Foi aí que pensei. Não tem jeito somos mesmo farinha do mesmo saco e não há divisão geopolítica que dê conta disso. Nem coração que desconsidere. Aliás, encontrei uma prima chamada Cira que não via há décadas. E não é que a danada me reconheceu de pronto? Abraços. Emoções.
Adorei passear por Corumbá em suas largas ruas de paralelepípedos, descer e subir ladeiras, contemplar seu casario colonial e art decô, o porto geral, provar a salteña e a paceña, influencias bolivianas já devidamente incorporadas à gastronomia local. Fui sendo tomada por um sentimento misto de saudade, ternura, pertencimento, chegava até a reconhecer certos odores o que levou ( ou elevou?) o meu espírito à delicias inexplicáveis. Coisas d’alma.

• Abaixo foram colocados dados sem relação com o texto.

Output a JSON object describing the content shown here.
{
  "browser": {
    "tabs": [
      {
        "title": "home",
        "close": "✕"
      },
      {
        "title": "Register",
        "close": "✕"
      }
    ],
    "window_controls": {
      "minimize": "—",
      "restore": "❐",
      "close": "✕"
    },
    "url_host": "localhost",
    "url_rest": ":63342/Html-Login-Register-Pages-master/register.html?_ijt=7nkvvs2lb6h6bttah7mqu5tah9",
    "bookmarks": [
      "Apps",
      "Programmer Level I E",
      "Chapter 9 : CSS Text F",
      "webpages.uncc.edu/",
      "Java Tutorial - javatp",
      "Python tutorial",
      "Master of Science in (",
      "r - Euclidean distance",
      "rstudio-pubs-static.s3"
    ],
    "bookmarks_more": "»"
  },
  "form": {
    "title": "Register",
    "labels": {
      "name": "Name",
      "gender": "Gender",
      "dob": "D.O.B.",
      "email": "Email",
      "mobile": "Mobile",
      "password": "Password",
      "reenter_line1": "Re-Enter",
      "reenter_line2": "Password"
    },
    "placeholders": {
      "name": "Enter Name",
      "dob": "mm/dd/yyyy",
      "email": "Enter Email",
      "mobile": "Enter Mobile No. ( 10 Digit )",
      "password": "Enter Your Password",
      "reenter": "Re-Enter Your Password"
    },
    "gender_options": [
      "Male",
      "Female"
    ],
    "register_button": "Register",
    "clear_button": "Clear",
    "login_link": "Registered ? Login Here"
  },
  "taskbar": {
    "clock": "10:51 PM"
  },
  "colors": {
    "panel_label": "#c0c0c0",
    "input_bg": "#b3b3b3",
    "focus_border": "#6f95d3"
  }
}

À bordo de um pequeno barco ao lado da minha querida amiga e talentosa escritora Lenilde Ramos (acabou de lançar o seu primeiro romance “Histórias sem Nomes”) navegamos pelas águas caudalosas do rio Paraguai entre camalotes e vitórias régias. O sol se pondo no horizonte dourava a todos: gente, água, pássaros e bichos. O porto e a cidade. Chorei de puro alumbramento.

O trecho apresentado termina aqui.